MARK LANEGAN
“Sing Backwards And Weep”
(Officina di Hank, 2021)

Prendete tutta la spregiudicata dissolutezza di Jim Morrison, la brutale arroganza di Keith Richard, la schizofrenica apatia di Iggy Pop, l’elegante tossicodipendenza di Nick Cave e non avrete che il 50% del marciume di Mark Lanegan.
Come può una potenziale rock star della grunge-era, che con la sua band ha venduto 300.000 copie e che all’epoca aveva all’attivo due album solisti acclamati dalla critica, piombare nel più cupo baratro dell’esistenza?
Queste le domande davanti a cui Mark Lanegan ci pone se ci accingiamo a leggere Sing Backwards And Weep la sua autobiografia data alle stampe qualche anno fa e recentemente tradotta in italiano, edita da “Officina di Hank”.
La risposta più immediata e superficiale potrebbe essere la tossicodipendenza da eroina, ma da una lettura più attenta le cause di quel malessere interiore risultano senz’altro essere altre e sicuramente più profonde e dolorose. Una su tutte il rapporto con sua madre, una donna dal carattere duro che fin da piccolo lo costringeva a piccoli lavori presso il vicinato per contribuire alle spese familiari e che criticava ogni comportamento del piccolo Mark apostrofandolo di continuo come buono a nulla e ripetendogli che nella vita non avrebbe mai raggiunto alcun risultato. Condite il tutto con la grigia esistenza nella provincia del freddo nord-ovest americano, circondato da bigotti boscaioli in camicie di flanella a scacchi. In un ambiente del genere è naturale per un adolescente con indole da teppista, trovare nella musica l’unica via di fuga.
Ed quello che accade quando incontra i fratelli Conner con i quali dà vita agli Screaming Trees.
In quegli anni la scena di Seattle stava esplodendo e i nostri si trasferiscono lì per cavalcare l’onda. Da qui in poi il libro è una lunga e rovinosa corsa sulla strada per l’inferno, tra amori e sesso sfrenato, bevute colossali e risse, nottate in squallidi motel, incidenti stradali, overdose e ricoveri in ospedale, consumo, produzione e spaccio di droghe (esilarante l’episodio nel quale Lanegan racconta di aver venduto eroina a Nick Cave di passaggio a Seattle).
In tutto questo la musica parrebbe solo un sottofondo ma non è così. La musica è l’anima, la musica è l’àncora di salvezza alla quale aggrapparsi per non naufragare nel catrame oscuro della dipendenza, per non perdersi nell’oblio dei dolori dell’anima, quegli stessi dolori che in quegli anni portarono via per sempre i suoi amici più intimi Kurt Cobain e Layne Staley.

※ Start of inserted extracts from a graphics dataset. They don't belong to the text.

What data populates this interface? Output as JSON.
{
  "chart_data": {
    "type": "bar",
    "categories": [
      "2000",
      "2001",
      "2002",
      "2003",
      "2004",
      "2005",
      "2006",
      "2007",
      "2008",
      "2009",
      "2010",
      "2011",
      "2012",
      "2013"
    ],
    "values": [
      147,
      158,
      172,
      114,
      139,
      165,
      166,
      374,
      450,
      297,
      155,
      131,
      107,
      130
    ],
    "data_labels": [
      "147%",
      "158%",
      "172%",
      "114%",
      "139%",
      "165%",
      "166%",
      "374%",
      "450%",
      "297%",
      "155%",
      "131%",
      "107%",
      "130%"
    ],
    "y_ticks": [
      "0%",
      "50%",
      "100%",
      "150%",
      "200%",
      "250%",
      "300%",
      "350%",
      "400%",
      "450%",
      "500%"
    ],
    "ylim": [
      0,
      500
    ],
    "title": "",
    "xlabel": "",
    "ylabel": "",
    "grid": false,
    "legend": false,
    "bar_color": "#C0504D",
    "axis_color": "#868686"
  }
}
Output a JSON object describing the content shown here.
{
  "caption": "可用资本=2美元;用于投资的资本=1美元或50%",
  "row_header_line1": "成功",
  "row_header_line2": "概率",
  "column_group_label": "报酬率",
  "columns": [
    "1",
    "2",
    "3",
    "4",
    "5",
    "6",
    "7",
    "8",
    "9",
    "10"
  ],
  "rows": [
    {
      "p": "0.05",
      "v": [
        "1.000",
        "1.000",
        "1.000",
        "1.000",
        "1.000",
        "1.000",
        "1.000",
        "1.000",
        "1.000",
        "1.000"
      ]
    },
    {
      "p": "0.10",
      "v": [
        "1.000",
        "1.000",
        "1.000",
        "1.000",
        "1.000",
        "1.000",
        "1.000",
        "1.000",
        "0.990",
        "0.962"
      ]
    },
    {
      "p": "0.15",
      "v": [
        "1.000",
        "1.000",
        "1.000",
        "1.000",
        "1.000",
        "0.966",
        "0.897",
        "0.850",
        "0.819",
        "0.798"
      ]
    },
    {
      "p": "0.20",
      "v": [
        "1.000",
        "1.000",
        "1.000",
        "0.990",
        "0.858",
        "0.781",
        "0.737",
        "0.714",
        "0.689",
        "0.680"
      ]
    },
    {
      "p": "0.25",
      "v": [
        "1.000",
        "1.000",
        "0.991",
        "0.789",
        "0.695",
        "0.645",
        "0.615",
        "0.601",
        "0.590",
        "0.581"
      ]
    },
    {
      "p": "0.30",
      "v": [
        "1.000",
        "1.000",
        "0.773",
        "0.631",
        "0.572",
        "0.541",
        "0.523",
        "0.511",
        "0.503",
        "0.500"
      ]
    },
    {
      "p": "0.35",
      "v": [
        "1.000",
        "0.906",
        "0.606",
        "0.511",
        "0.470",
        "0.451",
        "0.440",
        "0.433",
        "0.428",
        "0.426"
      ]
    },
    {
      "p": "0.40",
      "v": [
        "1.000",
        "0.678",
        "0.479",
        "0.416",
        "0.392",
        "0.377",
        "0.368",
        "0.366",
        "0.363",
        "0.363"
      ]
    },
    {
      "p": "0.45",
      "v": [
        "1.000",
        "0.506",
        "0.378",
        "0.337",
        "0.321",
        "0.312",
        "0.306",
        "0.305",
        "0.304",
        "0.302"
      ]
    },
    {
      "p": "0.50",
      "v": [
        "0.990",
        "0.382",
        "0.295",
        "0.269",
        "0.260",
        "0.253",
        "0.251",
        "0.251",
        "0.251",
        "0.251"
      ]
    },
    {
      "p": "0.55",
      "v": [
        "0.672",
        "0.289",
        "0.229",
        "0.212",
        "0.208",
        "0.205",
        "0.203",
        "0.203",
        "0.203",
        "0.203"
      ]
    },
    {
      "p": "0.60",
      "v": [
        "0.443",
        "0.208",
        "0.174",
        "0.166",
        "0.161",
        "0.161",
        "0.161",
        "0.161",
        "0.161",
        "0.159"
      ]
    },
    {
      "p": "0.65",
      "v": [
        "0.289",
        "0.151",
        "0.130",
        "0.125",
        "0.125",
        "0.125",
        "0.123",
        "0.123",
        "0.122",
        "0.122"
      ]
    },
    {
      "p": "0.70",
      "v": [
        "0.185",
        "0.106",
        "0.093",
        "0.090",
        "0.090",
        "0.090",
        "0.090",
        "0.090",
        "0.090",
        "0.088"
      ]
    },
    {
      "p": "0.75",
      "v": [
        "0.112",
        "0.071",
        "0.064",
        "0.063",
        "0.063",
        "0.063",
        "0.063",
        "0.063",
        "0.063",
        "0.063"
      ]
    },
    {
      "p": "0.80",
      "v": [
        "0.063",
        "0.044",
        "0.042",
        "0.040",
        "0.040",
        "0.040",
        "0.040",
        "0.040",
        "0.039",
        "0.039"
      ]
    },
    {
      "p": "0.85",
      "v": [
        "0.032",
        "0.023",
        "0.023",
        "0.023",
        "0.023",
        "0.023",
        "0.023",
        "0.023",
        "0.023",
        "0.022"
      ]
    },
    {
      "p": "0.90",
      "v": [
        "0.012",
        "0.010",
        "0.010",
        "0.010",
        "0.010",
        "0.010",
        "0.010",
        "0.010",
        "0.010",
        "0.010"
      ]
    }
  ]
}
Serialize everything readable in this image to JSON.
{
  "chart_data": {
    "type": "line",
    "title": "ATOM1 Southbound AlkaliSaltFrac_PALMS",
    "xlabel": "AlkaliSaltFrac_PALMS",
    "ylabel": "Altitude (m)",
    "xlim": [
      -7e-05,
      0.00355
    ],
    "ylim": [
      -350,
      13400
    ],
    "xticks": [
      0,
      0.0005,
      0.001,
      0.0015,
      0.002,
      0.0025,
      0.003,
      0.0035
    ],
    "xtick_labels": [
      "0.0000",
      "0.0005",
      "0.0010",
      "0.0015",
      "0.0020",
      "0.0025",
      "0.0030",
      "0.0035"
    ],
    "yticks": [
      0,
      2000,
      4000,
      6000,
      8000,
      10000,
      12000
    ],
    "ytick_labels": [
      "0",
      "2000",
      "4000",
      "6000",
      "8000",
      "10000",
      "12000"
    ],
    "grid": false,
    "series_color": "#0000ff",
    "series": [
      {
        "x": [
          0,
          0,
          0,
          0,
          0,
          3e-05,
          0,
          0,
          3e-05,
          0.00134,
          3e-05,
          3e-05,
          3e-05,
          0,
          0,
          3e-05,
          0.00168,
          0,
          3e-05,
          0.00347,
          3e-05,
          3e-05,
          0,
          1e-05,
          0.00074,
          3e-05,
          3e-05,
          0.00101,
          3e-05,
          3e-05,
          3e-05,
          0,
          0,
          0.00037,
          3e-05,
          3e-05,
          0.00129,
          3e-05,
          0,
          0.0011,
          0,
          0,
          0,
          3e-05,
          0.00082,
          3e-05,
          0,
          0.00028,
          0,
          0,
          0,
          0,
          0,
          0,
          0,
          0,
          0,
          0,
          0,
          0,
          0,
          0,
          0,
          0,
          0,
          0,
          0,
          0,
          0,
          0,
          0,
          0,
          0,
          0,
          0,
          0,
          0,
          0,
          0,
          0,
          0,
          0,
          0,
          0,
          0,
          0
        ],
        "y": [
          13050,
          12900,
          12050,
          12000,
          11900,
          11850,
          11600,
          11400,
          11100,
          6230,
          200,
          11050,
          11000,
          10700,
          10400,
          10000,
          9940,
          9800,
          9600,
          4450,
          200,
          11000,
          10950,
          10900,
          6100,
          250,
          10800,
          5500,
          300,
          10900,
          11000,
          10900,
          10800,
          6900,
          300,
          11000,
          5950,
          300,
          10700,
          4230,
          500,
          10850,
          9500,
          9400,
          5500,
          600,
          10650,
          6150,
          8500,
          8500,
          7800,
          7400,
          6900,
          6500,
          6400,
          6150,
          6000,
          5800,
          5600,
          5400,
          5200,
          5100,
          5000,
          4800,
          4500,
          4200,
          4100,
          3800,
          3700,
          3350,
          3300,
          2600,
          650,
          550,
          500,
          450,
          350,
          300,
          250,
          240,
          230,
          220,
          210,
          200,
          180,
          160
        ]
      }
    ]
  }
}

Una stella però brilla in tutto il libro, dalla prima all’ultima pagina ed è l’ironia, un sottile ed impercettibile sarcasmo che il nostro eroe non rende esplicito a parole ma che traspare dagli aneddoti e dagli episodi descritti, un freddo e cinico distacco dagli eventi tipico di chi ne ha viste di cotte e di crude e non si meraviglia più di nulla. In fondo a distanza di anni gli avvenimenti vissuti, seppur drammatici, appaiono meno dolorosi, a tratti divertenti, in fondo it’s only rock and roll baby.
Quest’ultima può essere la chiave di lettura adottata da Lanegan per la catarsi, rinnovare nuovamente i ricordi di quegli anni infernali, per poi vomitarceli addosso, così che noi lettori assorbissimo parte del suo dolore e lui tornasse a vivere, come in un rito battesimale.
Per chi aveva vent’anni negli anni ’90, il libro è una miniera di aneddoti, un condensato di dettagli sulla scena grunge. Durante la lettura scoprirete di come Lanegan riforniva di droga Cobain, di quando picchiò il capo della SubPop, di Cornell che suonò in anteprima per lui Say Hello To Heaven e tante altre chicche per amanti del genere.